L’immunità parlamentare è l’ultimo argine
Come diceva l’astuto personaggio di Agatha Christie, Hercule Poirot: “Un indizio è un indizio, due indizi sono una coincidenza, ma tre indizi fanno una prova”. In Italia, ogni volta che il Potere legislativo tenta di riformare la giustizia, fioccano inchieste che coinvolgono la politica, indipendentemente dal colore del governo.
La riforma costituzionale che separa le carriere tra giudici e PM e rivoluziona la nomina del CSM non fa eccezione. È una costante che dura da oltre trent’anni, confermata dalle rivelazioni di Luca Palamara, ex presidente dell’Associazione magistrati, che ha ammesso l’abitudine di alcune toghe politicizzate a intervenire nella sfera politica per ostacolare leggi sgradite.
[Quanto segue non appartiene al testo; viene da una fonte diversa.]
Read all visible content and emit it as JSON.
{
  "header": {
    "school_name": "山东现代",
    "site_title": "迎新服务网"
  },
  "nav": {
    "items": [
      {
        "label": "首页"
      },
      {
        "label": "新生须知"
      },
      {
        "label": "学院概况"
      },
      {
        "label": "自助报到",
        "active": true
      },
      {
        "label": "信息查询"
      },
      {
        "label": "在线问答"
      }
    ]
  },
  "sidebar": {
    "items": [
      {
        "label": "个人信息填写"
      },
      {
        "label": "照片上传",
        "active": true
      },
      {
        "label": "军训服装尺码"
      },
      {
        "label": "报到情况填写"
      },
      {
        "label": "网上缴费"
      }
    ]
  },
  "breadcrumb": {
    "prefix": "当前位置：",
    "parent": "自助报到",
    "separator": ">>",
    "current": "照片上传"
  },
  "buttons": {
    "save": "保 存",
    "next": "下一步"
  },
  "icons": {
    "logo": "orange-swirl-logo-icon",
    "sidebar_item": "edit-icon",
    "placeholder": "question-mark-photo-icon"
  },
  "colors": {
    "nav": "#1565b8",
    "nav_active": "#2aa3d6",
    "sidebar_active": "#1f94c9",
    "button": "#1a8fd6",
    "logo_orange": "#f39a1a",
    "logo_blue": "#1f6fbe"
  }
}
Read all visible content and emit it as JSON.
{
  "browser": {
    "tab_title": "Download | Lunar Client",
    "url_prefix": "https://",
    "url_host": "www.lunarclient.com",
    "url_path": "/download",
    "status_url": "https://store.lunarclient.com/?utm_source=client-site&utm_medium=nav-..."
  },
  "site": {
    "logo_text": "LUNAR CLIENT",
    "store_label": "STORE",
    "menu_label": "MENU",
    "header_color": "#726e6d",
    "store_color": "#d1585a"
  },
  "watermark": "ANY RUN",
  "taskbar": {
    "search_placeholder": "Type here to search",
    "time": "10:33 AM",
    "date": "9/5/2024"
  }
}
Il punto di svolta: l’abolizione dell’immunità parlamentare
L’origine di questa deriva affonda nel 1993, quando l’ondata populista di Tangentopoli portò all’abolizione dell’immunità parlamentare. Quella scelta, dettata dalla paura, abbatté il muro che separava magistratura e politica, squilibrando i poteri dello Stato. Da allora, a seconda delle stagioni politiche, il potere giudiziario ha spesso travalicato i suoi confini.
Perché reintrodurre l’immunità
Sebbene l’autore sia favorevole alla separazione delle carriere, ritiene che la reintroduzione dell’immunità parlamentare, nei suoi termini originari, sia l’unica vera strada per ripristinare l’equilibrio voluto dai padri costituenti. Personalità come Umberto Terracini e Costantino Mortati ne furono convinti sostenitori.
Valore simbolico e necessità di consenso
Il ripristino dell’immunità avrebbe un forte valore simbolico, capace di chiudere una stagione storica dannosa per politica e magistratura. Tuttavia, dovrebbe essere un’operazione condivisa da una larga maggioranza per evitare strumentalizzazioni. Oggi, paradossalmente, forze politiche come la Lega – che un tempo spinsero per l’abolizione – sono tra le più convinte sostenitrici della sua reintroduzione.